Moral Orel: Omnipresence
Oral's Class - ...and to the Republic for which it stands, one nation, under God and Jesus Christ who died on the Cross for all of our sins and then rose on the third day, indivisible, with liberty and justice for most.
In the latest episode of Moral Orel, Orel Puppington learns that God is everywhere, even inside you and me. This leads the young lad to believe he too is infallible, which gets him in trouble at school when he insists the textbooks are wrong and God is giving him all the correct answers. Undaunted, Oral and his inner pal God decide to skip school and hit the town.
Oral - You mean if I unplug that you'll stop living?

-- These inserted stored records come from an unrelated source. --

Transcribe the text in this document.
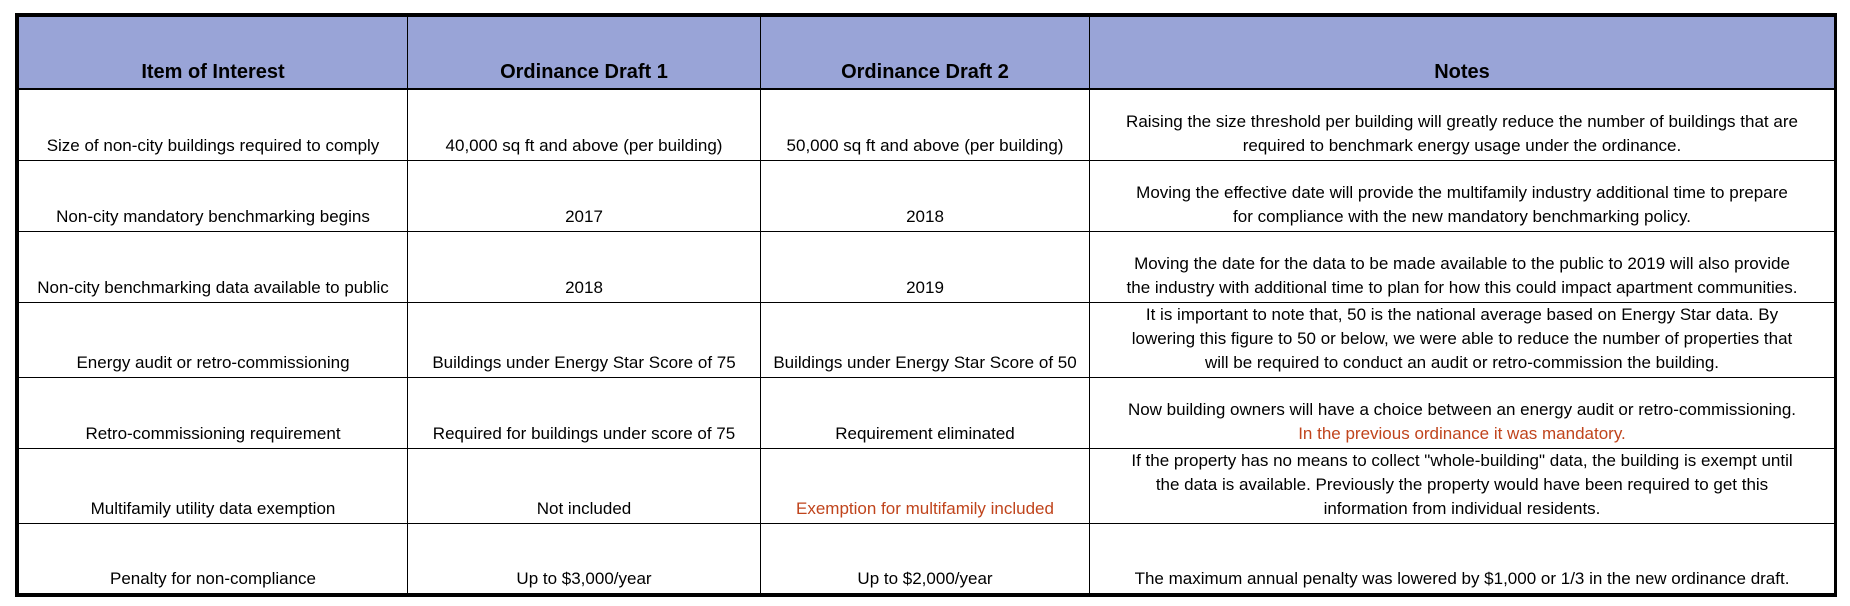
Item of Interest	Ordinance Draft 1	Ordinance Draft 2	Notes
Size of non-city buildings required to comply	40,000 sq ft and above (per building)	50,000 sq ft and above (per building)	Raising the size threshold per building will greatly reduce the number of buildings that are
required to benchmark energy usage under the ordinance.

Non-city mandatory benchmarking begins	2017	2018	Moving the effective date will provide the multifamily industry additional time to prepare
for compliance with the new mandatory benchmarking policy.

Non-city benchmarking data available to public	2018	2019	Moving the date for the data to be made available to the public to 2019 will also provide
the industry with additional time to plan for how this could impact apartment communities.

Energy audit or retro-commissioning	Buildings under Energy Star Score of 75	Buildings under Energy Star Score of 50	It is important to note that, 50 is the national average based on Energy Star data. By
lowering this figure to 50 or below, we were able to reduce the number of properties that
will be required to conduct an audit or retro-commission the building.

Retro-commissioning requirement	Required for buildings under score of 75	Requirement eliminated	Now building owners will have a choice between an energy audit or retro-commissioning.
In the previous ordinance it was mandatory.

Multifamily utility data exemption	Not included	Exemption for multifamily included	If the property has no means to collect "whole-building" data, the building is exempt until
the data is available. Previously the property would have been required to get this
information from individual residents.

Penalty for non-compliance	Up to $3,000/year	Up to $2,000/year	The maximum annual penalty was lowered by $1,000 or 1/3 in the new ordinance draft.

Elderly woman on life support - Don't be so negative. I prefer to say, "I'll start being dead."
Orel continues to take advantage of his newfound divinity, even convincing Reverend Putty to shine his shoes. Orel's reasoning is that the Reverend works for God, and since God is inside Orel the Reverend must do whatever Orel says. Eventually Orel ends up at a hospital, where he meets a terminally ill woman who begs him to unplug her from life support. Orel confers with God and decides it's okay, yanking the plug from the wall with more jubilation than is normally found in a ten year old murdering an old woman.
Orel - But God is in me, dad.
Dad - Well, sure, there's a little bit of God in all of us, just not enough to do any good.
Ending the life of a total stranger winds up being the last straw, and Orel once again finds himself in his dad's study where his father dispenses both physical punishment and a few words of wisdom.
Moral Orel is about a pious young boy who sometimes takes the word of God a little too literally, but it's also an exploration of the philosophical implications of certain religious beliefs. Everything Orel does, whether its raising the dead, getting addicted to crack, or killing an old lady when she's in mid-sentence, is done because he believes it's the right thing to do, and he has the reasoning to back it up. His father usually sets him straight, but with logic just as twisted and self-serving as Orel's. When characters in Moral Orel speak of God, they're actually talking about the perception of God they've concocted in their own minds that serves their lifestyle best. I guess one could say Moral Orel is really about Original Sin. No matter how hard Orel tries, his efforts to do good never quite pan out, and by "never quite pan out" I mean people usually wind up mutilated or dead.